Medyaya yansıyan, DTK çerçevesinde saptanmış Kürt taleplerinden bir tanesi de resmen tanınan bir “Kürt bayrağı” olması. Dünkü yazımda buna değinmek istediğimi söylemiştim. “Bayrak” konusu, bu ülkede, milliyetçilikle ilgili her ayrıntıda olduğu gibi, abartıla abartıla akılcılıktan uzaklaştırılmış bir kavram. Zaten her türlü simge ile çok tuhaf ilişkisi olan bir toplum bu.
Böyle olduğu için Kürtlerin bir de bayrak talep etmiş olmalarının çok ateşli tepkilere yol açacağını tahmin ediyorum. Başta MHP (ama arkasında hemen CHP ve hattâ “suikast” terminolojisiyle AKP) şimdiden bu talepler üzerinden bir cadı kazanı kaynatmak üzere faaliyete geçmiş durumda. Cephanelerinin önemli bir kısmını bu “bayrak” konusunun oluşturacağını tahmin ediyorum.
Tabii bu, gerçek düzeyde baktığınızda, “olmayan” bir şey, “olmayacak” bir şey değil. Burada konuya değinenler, “Galatasaray bayrağı, Fenerbahçe bayrağı var” diyorlar ya da “Karayolları bayrağı” gibi şeylerden söz ediyorlar. Bunların bir kısmı “bayrak”tan çok “flama” denecek şeyler ki, Fransız Devrimi öncesinde zaten “bayrak” kavramı bilinmezdi, flama da tanıtıcı olduğu için işlevsel bir şey olarak vardı. Ama yaşadığımız ulus-devletler çağında ve bildiğimiz “bayrak” anlamını kazanmış bayraklar da geçerlidir. En başta Britanya’da.

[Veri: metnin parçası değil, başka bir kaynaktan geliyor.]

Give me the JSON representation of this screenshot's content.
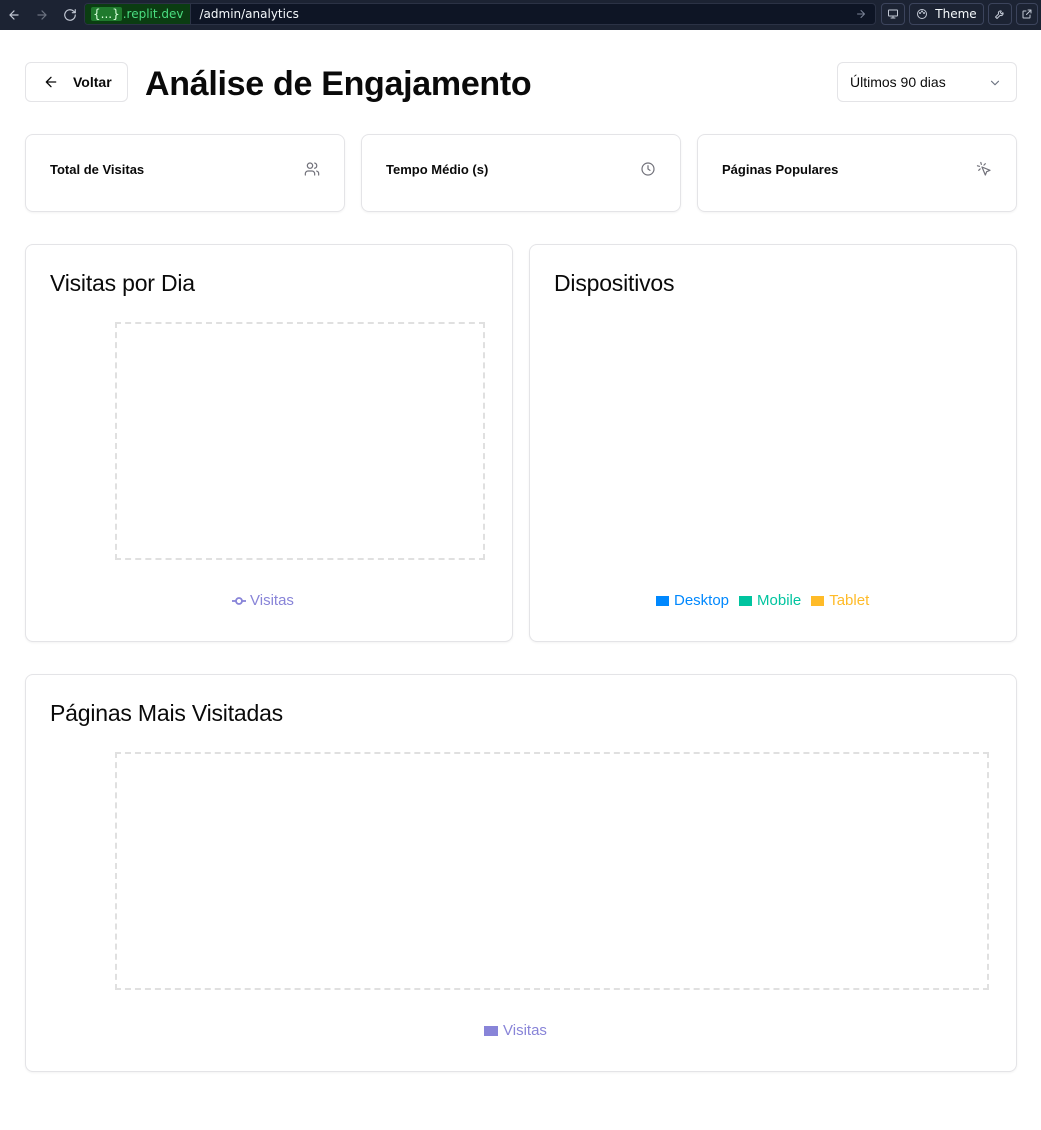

Biz kendi siyasî kültürümüzün tuhaflıklarından ötürü Britanya’ya Britanya demekte zorlanır, “İngiltere” deriz. Oysa İngiltere, Britanya’yı oluşturan dört parçanın yalnızca bir tanesidir. Britanya bayrağı ise bu dört parçanın “ulusal” bayraklarının üst üste konması sonucu ortaya çıkmıştır. Bu bayrağın lacivert zemin rengi ve üstünde çapraz beyaz haç, İskoçya’nın bayrağıdır. İskoçya’nın koruyucu azizi. St. Andrew’un adını taşır. İngiliz bayrağı ise beyaz zemin üstünde kırmızı bir haçtan ibarettir (St. George).
Bilindiği gibi bu dört birimin ayrı futbol takımları vardır, seyircileri ellerine ulusal bayraklarını alarak takımlarının maçlarını seyretmeye giderler. İskoçlar bu maçlarda herkesin bildiği ve sevdiği “Flower of Scotland” şarkısını “ulusal marş” niyetine söylerler. Bu “ulusallık” alanında en ileride olan İskoçya’nın bir meclisi olduğu, Bank of Scotland’ı olduğu ve kendi parasını da bastığı bilinir. Bu saydıklarım henüz Kürt talepleri arasına girmemiş.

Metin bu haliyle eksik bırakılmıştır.